Sie einer der folgenden Kategorien angehören, sind entsprechende Unterlagen zu hinterlegen: 

  • Sie kommen in den Genuss der Eingliederungshilfe- oder Sozialhilfeempfänger
    Entscheidung des zuständigen öffentlichen Sozialhilfezentrums, sowie eine nicht älter als zwei Monate alte Bescheinigung mit der Angabe der ausgezahlten Eingliederungshilfe 
  • Empfänger von Summen, die als garantiertes Einkommen für betagte Personen gezahlt werden
    Die dem Antrag vorausgehende letzte jährliche Bescheinigung des Rentenamtes vorlegen, Beleg des erhaltenen Betrages
  • Empfänger von Behindertenbeihilfe – FÖD – GENERALDIREKTION BEHINDERTE PERSONEN
    Aktuelle Beschluss des FÖD SOZIALE SICHERHEIT (der Unterschied zwischen Beihilfe zur Ersetzung des Einkommens und Eingliederungsbeihilfe ist zu machen, denn der Betrag der Eingliederungsbeihilfe ist nicht zu berechnen) und Kopie der Kontoauszüge der letzten zwei Monate, der die monatliche Zahlung beweist
  • Garantierte Familienleistungen (nicht die Familienzulagen)
    Auf Vorlage von mindestens der Bescheinigung des LANDESAMTES DER KINDERZULAGEN 
  • Sozialmieter, die laut Berechnung des Öffentlichen Wohnungsbaus nur die Mindestmiete zahlen
    Auf Vorlage von mindestens der letzten Mietberechnung, der dem Antrag vorausgeht
  • Inhaftierte Person
    Aktuelle Inhaftierungsbescheinigung oder Dokument, das diesen Status bescheinigt
  • Ausländische Staatsangehörige für die Beantragung der Aufenthaltserlaubnis 
    Auf Vorlage der Anlage 26, Anlage 26bis, Anlage 13, bzw., aller weiterer Anlagen, woraus hervorgeht, dass ein Ausweisungsbefehl ausgesprochen wurde und gegen den Einspruch erhoben wird
  • Asylbewerber oder Flüchtlinge
    Asylantrag hinterlegen und Bescheinigung des FEDASIL, die den vorläufigen Aufenthalt bestimmt
  • Überschuldete Personen
    Haushaltszusammensetzung, Einkommensbelege (siehe Punkt 2.2.), provisorische Aufstellung der Schulden, Eidesstattliche Erklärung, wonach weiterführender juristischer Beistand zwecks Einleitung eines Verfahrens der kollektiven Schuldenregelung beantragt wird
  • Schuldner im Rahmen einer kollektiven Schuldenregelung
    Siehe Unterlagen, siehe Punkt 2.2.
  • Antragsteller ohne Einkünfte
    Bescheinigung des ÖSZH, dass keine Sozialhilfe ausbezahlt wird, sowie eidesstattliche Erklärung des Antragstellers, eventuell Bescheinigung, dass eine Unterstützung einer karitativen Einrichtung gewährt wird

 
ACHTUNG: Zusätzlich zu diesen Beweisunterlagen gilt es ein Antragsformular gewissenhaft auszufüllen, wonach der Antragsteller dieses mit dem Zusatz „genehmigt und gelesen“ – datiert – unterschreibt! 

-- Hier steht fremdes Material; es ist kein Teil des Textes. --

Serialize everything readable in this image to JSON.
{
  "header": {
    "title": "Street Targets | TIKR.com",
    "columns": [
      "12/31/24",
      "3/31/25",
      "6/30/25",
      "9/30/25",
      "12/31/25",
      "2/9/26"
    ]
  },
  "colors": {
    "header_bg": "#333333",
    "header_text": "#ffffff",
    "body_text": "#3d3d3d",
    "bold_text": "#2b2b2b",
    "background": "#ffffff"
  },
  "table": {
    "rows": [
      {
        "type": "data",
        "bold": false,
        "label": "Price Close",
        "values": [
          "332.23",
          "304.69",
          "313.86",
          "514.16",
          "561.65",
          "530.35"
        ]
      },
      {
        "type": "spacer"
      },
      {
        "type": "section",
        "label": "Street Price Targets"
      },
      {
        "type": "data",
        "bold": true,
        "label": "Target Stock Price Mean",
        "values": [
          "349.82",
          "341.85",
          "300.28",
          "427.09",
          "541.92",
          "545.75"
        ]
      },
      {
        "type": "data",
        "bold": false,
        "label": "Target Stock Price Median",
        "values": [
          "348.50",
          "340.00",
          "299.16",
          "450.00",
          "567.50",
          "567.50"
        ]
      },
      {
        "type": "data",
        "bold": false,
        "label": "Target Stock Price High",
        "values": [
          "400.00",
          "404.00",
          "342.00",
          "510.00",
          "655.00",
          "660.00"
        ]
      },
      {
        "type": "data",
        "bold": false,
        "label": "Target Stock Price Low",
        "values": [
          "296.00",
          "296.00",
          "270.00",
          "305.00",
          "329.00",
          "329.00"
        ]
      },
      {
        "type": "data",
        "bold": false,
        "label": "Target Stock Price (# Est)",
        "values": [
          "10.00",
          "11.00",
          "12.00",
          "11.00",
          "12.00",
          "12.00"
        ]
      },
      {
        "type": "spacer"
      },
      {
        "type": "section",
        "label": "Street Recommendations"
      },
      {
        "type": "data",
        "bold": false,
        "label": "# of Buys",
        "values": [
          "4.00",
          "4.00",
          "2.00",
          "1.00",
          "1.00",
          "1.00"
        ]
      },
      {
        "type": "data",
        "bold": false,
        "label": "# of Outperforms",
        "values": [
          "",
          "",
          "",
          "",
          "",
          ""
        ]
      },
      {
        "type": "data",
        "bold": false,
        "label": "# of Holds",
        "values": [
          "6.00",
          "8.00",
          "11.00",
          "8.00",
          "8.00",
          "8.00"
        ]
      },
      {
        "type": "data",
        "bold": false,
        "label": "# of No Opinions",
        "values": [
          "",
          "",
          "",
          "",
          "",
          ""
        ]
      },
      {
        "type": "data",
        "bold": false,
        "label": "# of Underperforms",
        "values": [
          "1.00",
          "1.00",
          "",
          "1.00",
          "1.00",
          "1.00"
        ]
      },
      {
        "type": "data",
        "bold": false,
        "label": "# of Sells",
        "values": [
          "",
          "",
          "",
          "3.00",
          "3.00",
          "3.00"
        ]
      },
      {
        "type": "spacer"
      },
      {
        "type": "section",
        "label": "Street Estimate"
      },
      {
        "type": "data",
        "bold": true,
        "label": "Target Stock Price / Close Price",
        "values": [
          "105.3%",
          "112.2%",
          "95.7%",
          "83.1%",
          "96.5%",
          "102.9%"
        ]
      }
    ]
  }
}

Dieses Antragsformular ist präzise auszufüllen (auch Gegenstand des Antrages). Sollte sich im Nachhinein herausstellen, dass die Angaben teilweise falsch waren/sind, wird dem Antragsteller den Genuss des weiterführenden juristischen Rechtsbeistand -gegebenenfalls- rückwirkend aberkannt.